Tenía unas virtudes que, tal vez poco heroicas hoy en día, en cambio facilitan la vida de los que están alrededor: la generosidad y la tolerancia, dos cualidades no frecuentes en una generación que vivió en los tiempos de la escasez y de la intolerancia. No pedía nada a cambio de lo que daba y no pronunciaba palabras amargas o venenosas contra nadie, por muy opuestas que fueran sus ideas políticas, sociales o religiosas.

Era increíblemente moderna, y nunca se quejaba de los malos tiempos actuales comparándolos con los tiempos antiguos, no apelaba a viejos y recalentados valores morales para denigrar los defectos del presente. Había trabajado mucho en una infancia rural, lo suficiente para no olvidar la dureza del pasado y para poder apreciar las ventajas de la modernidad. También tenía una memoria prodigiosa y le gustaba recitar largos poemas que había aprendido en su infancia nueve décadas antes. Hablando de la longevidad de esa generación, una amiga me dijo un día que eso no sucedería con nosotros. Quienes nacieron en las primeras décadas de siglo, antes de la Guerra Civil, eran tan resistentes, tan duros, tan inmortales porque habían sobrevivido en unas circunstancias excepcionales. Muchos niños de entonces morían en edades muy tempranas a causa de gripes, fiebres e infecciones de todo tipo y carencias de asistencia sanitaria.

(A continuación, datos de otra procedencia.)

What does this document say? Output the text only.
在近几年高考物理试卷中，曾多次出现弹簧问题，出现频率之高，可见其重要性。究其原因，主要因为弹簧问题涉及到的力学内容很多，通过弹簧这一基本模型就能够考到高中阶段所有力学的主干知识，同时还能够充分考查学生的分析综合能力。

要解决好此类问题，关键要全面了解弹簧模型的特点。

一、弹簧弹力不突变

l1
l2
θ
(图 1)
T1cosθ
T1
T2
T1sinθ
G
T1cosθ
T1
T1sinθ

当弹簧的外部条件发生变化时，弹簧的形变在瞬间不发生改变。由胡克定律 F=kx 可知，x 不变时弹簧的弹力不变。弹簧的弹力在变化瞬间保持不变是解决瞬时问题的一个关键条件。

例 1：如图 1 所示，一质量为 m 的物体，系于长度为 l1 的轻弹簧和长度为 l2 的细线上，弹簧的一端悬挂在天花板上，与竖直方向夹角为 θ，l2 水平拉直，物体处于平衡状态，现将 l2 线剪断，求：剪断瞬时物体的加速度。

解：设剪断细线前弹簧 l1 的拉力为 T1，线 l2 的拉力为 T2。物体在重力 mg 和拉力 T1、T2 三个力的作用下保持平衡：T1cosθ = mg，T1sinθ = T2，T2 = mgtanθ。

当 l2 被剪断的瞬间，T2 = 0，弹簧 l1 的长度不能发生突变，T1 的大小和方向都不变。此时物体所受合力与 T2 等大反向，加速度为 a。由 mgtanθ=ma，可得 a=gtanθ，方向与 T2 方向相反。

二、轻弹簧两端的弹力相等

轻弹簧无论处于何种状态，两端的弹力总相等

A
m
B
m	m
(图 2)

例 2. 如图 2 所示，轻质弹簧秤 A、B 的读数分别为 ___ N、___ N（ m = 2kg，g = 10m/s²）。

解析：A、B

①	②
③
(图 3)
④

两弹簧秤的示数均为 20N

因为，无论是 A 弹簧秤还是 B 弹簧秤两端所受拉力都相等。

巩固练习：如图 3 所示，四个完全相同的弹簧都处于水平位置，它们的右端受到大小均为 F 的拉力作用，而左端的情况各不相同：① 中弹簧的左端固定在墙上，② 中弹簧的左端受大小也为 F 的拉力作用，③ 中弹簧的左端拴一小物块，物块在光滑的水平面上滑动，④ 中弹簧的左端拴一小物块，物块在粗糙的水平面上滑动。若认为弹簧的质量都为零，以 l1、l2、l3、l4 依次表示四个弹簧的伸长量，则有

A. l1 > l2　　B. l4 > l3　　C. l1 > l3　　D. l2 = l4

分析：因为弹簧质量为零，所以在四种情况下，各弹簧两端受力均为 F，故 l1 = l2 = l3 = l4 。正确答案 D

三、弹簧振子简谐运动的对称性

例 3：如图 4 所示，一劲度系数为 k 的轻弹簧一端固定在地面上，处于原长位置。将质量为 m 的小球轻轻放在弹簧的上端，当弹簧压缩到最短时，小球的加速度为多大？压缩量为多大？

La penicilina llegó después de la Segunda Guerra Mundial, y el niño que sobrevivía sin antibióticos en aquellas condiciones de insalubridad, de alimentación deficiente, de falta de medicinas, desarrollaba una naturaleza de hierro, generaba unos anticuerpos entrenados para combatir con solvencia las bacterias futuras. Las generaciones posteriores, en cambio, tan cuidadas con vacunas, antibióticos, analgésicos, éramos más débiles y moriríamos antes, no alcanzaríamos su misma longevidad, con lo que el sistema de pensiones lograría mantenerse.

Ahora ya tiene el descanso que pedía para ella y para todos los que la rodeaban. Se llamaba Manuela Rapado de Toro, murió el mismo día del año en que se había casado, como si cerrara un círculo con las dos fechas más importantes de su vida, y su cadáver reposa en Muelas del Pan, uno de esos pequeños cementerios de un pueblo castellano de la España vacía. Descanse en paz.